Sie drehte sich zu Simons Körper um, erschrocken, als ob sie ihn gestört hätte, und brach in hilfloses Schluchzen aus. Der Mann führte sie zu einem Stuhl und hielt sanft ihre Hand, bis sie sich einigermaßen beruhigt hatte.

"Geht wieder, Signo - Frau 'Ermann?", fragte er mitleidig. Sie nickte und fragte ihrerseits: "Wo ist Max - äh, Herr Kreutzer?"

"Er telefoniert, wegen Sarg und Transport und so. Frau 'Ermann, bitte keine Angst. Es ist alles in Ordnung. Machen Sie keine Sorgen, bitte. Wir müssen Formalia beachten, verstehen Sie bitte."

Warum fragen Sie dann nach Feinden? - wollte sie entgegnen, war aber zu erschöpft. Max kam wieder herein und streckte die Hand nach ihr aus.

"Komm, meine Liebe, komm, wir können hier nichts mehr tun. Schlafen wir ein paar Stunden, bevor wir zurückfahren."

"Zurückfahren? Und - Simon?", sie blickte noch einmal zu dem stillen Körper, der ihr so fremd und doch so vertraut war.

"Der Bestatter kümmert sich, Liebes", Max schob sie behutsam aus dem Raum, "wir gehen jetzt erst mal in Simons Hotel."

Maria biss die Zähne zusammen und ließ sich aus dem Krankenhaus führen. An der Pforte drückte ihr jemand einen großen Umschlag in die Hand, den sie verständnislos anstarrte. "Was ist das?"

"Seine Sachen", sagte Max, "was er bei sich hatte. Uhr, Ring, Schlüssel, Handy und so. Schau mal kurz rein, ob es vollständig ist." Er schob sie hinaus auf den Campo.

"Vollständig? Woher soll ich denn das wissen?" Maria blinzelte in die Sonne, geblendet nach dem abgedunkelten Zimmer und den gedämpft beleuchteten Gängen. Sie schaute abwechselnd Max und den Umschlag an. "Max, bitte -", sie streckte ihm den Umschlag hilflos entgegen.

Plötzlich rempelte jemand sie an, so dass sie Max in die Arme flog. Den Umschlag ließ sie erschrocken los.

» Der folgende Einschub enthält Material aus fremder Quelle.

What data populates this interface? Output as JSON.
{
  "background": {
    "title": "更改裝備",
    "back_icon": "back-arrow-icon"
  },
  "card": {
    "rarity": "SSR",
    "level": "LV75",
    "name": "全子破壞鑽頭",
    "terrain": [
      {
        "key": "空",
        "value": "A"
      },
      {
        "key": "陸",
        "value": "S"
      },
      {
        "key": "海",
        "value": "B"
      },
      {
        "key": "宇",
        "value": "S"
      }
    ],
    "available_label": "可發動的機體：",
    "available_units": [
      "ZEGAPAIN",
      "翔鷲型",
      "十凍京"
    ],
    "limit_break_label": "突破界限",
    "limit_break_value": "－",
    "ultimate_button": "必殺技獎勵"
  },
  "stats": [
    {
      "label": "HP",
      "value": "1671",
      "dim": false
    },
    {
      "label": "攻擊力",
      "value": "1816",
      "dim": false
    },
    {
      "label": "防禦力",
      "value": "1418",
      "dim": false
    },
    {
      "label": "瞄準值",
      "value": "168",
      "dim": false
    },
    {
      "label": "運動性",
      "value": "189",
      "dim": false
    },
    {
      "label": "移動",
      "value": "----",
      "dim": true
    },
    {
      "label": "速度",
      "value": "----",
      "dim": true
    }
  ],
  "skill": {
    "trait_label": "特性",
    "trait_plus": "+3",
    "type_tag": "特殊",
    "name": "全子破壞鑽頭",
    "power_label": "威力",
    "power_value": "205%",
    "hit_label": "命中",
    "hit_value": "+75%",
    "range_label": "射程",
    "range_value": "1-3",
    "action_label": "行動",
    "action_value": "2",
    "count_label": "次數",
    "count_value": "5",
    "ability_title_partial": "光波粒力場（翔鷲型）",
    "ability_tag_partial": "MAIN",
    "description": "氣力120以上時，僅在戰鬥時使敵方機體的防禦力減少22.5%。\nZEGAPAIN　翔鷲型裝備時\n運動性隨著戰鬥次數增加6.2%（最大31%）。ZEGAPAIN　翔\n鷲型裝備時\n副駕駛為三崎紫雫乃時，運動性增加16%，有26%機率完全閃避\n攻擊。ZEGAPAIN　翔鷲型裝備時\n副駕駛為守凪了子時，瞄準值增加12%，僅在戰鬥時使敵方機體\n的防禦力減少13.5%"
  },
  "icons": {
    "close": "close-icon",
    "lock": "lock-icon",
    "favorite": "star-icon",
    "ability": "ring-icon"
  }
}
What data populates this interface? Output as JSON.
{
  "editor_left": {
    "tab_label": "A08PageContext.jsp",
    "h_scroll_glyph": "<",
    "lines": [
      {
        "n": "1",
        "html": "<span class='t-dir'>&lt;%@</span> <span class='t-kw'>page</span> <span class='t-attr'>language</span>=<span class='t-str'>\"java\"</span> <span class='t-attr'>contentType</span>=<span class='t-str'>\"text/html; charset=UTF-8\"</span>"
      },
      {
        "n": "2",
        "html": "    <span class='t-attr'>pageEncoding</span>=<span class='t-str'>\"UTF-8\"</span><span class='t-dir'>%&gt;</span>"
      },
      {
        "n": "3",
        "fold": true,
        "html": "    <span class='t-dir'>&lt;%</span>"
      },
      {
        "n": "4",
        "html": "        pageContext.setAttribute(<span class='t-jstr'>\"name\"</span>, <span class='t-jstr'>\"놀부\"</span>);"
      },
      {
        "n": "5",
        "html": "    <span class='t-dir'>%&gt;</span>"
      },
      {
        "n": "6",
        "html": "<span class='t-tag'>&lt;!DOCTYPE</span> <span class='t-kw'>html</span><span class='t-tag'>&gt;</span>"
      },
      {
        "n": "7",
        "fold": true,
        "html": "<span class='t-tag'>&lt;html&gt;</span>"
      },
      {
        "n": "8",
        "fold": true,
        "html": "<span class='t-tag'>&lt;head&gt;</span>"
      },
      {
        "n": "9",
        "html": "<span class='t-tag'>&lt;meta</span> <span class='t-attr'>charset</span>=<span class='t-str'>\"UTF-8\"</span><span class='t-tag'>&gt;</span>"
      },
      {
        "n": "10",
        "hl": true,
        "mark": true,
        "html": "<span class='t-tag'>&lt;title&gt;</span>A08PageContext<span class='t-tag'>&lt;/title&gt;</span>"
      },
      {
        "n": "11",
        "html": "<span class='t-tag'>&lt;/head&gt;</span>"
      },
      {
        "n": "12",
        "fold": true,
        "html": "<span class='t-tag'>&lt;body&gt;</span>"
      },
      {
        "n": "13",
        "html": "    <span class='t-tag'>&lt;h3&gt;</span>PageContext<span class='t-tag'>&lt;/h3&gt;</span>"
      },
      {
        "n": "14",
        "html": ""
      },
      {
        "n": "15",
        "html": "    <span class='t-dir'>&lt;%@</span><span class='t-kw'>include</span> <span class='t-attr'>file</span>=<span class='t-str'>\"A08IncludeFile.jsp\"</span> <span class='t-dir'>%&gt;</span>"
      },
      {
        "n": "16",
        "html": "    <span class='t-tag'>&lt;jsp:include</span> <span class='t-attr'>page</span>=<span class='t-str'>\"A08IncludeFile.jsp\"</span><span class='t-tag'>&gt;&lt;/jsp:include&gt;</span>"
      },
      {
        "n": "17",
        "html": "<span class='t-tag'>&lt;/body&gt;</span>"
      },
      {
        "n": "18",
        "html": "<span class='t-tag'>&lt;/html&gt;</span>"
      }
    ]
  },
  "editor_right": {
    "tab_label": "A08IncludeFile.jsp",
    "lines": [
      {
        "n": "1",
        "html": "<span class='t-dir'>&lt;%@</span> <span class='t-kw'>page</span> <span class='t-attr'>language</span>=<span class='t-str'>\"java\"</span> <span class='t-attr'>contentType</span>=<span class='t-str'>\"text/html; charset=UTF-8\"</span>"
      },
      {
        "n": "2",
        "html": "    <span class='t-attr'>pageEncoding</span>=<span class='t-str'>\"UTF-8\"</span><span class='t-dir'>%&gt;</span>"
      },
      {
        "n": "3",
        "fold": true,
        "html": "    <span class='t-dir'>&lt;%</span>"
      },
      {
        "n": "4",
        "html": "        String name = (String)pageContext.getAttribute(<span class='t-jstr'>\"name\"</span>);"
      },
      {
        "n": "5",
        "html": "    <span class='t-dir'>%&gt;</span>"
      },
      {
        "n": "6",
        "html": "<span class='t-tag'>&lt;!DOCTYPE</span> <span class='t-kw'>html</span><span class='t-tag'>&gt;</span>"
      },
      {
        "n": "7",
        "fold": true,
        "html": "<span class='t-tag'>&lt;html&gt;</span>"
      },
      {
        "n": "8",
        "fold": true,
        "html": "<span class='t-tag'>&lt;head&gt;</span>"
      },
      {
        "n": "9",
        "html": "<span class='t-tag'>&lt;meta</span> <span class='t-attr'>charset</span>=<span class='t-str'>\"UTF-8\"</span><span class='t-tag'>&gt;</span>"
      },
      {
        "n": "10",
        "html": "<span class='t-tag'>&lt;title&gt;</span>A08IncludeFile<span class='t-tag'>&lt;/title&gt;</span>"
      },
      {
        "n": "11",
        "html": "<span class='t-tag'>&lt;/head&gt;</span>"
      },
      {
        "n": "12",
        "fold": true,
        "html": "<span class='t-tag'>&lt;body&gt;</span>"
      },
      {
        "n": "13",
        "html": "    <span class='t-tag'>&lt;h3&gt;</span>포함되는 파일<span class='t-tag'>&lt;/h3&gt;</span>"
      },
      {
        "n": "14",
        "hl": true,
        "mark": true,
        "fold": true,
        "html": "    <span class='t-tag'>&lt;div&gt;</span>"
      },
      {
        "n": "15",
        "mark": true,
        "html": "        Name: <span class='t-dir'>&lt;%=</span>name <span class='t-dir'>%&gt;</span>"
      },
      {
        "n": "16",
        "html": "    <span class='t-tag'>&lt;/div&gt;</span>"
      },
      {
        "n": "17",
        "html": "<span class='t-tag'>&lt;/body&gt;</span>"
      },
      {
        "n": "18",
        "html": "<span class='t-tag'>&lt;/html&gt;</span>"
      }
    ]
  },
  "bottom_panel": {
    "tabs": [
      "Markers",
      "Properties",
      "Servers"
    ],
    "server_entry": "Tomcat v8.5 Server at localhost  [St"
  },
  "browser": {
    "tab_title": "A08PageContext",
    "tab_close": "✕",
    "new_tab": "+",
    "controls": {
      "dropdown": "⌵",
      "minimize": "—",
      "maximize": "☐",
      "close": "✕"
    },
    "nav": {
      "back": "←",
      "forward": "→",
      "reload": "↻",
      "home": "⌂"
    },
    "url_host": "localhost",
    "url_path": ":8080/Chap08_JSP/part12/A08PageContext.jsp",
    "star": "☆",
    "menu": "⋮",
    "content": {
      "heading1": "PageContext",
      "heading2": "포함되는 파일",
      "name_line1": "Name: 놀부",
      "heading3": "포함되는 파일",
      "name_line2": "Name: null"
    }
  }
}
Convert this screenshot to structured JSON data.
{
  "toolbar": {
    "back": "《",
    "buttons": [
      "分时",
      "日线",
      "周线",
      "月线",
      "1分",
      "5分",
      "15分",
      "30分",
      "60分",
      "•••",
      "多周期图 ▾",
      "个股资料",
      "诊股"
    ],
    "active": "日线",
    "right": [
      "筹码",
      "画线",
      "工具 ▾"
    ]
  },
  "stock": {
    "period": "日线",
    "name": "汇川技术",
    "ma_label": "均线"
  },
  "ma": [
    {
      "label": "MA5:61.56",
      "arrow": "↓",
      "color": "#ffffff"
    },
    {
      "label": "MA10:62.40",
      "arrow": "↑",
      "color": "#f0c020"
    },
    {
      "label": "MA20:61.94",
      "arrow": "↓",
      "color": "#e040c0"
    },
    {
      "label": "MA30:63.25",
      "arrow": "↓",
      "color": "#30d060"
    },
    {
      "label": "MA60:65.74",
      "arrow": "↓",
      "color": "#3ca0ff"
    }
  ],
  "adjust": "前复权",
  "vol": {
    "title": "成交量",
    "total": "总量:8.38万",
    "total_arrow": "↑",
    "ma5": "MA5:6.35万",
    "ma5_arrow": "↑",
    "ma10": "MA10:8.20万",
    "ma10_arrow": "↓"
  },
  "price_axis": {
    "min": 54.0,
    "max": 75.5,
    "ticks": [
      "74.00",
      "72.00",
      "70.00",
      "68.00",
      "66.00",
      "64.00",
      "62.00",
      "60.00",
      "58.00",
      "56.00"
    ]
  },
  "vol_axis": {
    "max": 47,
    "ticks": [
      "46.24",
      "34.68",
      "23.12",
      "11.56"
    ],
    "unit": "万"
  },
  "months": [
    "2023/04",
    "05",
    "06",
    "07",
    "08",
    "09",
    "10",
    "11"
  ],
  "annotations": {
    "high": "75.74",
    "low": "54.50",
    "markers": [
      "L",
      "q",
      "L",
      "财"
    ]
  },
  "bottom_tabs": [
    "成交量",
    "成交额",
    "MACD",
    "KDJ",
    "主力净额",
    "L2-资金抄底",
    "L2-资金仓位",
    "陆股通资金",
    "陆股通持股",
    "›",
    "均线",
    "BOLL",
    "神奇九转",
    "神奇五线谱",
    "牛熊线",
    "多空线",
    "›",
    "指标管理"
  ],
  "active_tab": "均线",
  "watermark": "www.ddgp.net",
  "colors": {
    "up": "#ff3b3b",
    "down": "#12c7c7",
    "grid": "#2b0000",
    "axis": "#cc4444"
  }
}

Max stieß sie zurück und rannte davon. Maria blieb zitternd stehen. Schritte hinter ihr: der Mann von der Polizei, Colloni oder Goldoni oder so, stand vor ihr.

"Ist passiert was? Signora?" Er schaute sie prüfend an. Sie wusste nicht recht, was sie antworten sollte, suchte nach Worten. Da kam Max zurückgerannt, keuchend, mit wirrem Haar. "Taschendieb! Dieb! Er hat", er brach ab, um zu Atem zu kommen. "Die persönlichen Dinge, den Umschlag - warum hast du ihn denn nicht eingesteckt, zum Teufel?", fuhr er Maria plötzlich an. Ihr dämmerte allmählich, was geschehen war. "Jemand hat mich angerempelt und mir diesen Umschlag weggenommen", erklärte sie dem Polizeibeamten, "und Max ist ihm nach. Du hast doch noch gesagt, ich soll hineinschauen, Max, ich kann doch nichts dafür -", sie brach in hemmungsloses Schluchzen aus.